A quelle catégorie sociale appartenaient les élégantes qui portaient ces bijoux ? Gravures et portraits nous renvoient indifféremment, paysannes, femmes de pêcheurs, maîtresses ou servantes, modestes artisanes, commerçantes aisées. Comme dans toutes les provinces de France, le bijou est avant tout transmission patrimoniale et valeur refuge, jalousement conservé de mère en fille. Assorti de la coiffe en dentelle, parfois presque aussi coûteuse, il sert aussi de langage, attestant de la provenance géographique de sa propriétaire, témoignant de son bien.
A l’époque de l’écrivain, quelques kilomètres suffisent à souligner les différences : coutumes, costumes, langage. Les jours de foires ou de fêtes, avant de se parler, chacune, chacun, s’identifie au port du vêtement et du bijou, à la manière dont la coiffe est amidonnée. Dans le pays de Caux natal de Maupassant, le montage de cette dernière suffit à lui seul à identifier une femme de Dieppe, d’Yvetot ou des bords de Seine.
Pour le bijou, le particularisme est moindre. Si la Seine est une sorte de frontière entre la Haute et la Basse Normandie, les bijoutiers se copient, voyagent, suivent la mode. Certains fabriquent sur place, d’autres se fournissent à Paris d’éléments assemblés selon la commande. C’est ainsi qu’il n’est pas rare dans la Manche de trouver un bijou provenant de Rouen.
Dès avant la Révolution, Normandie et Provence, sont les premières régions de France, économiquement prospères, à témoigner de bijoux fabriqués localement. Du fait de l’essor industriel et des réseaux de communication, ferroviaires, maritime également avec l’Angleterre, la Normandie sera aussi parmi les premières à perdre son identité régionale, la mode parisienne gagnant vite du terrain.

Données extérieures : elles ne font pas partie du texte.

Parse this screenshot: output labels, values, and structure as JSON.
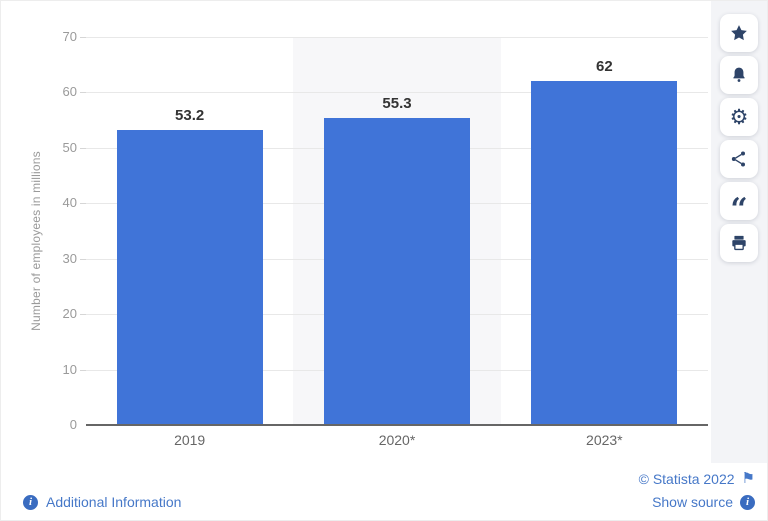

La croix-bosse : un vénérable ancêtre
Presque toutes les croix normandes présentent la particularité d’avoir le pendant inférieur amovible. La croix bosse se porte dès avant la Révolution en Haute Normandie et dans le Calvados. Les deux faces du bijou obtenues par estampage d’une mince feuille d’or ou d’argent, sont soudées l’une à l’autre. Le décor bosselé imite les pointes de diamant. Le rembourrage de ce bijou fragile et creux se fait avec de la résine, du plâtre, parfois même du torchis !
Le bijou se complète de pendants d’oreilles et d’un cœur coulant, les petits orifices aménagés au verso de ce dernier permettant de passer un ruban remplacé au début du XIXème siècle par une chaîne. Ce bijou léger peut atteindre des dimensions surprenantes, plus de 15cm de hauteur. Il est fragile : la croix bosselée se cabosse !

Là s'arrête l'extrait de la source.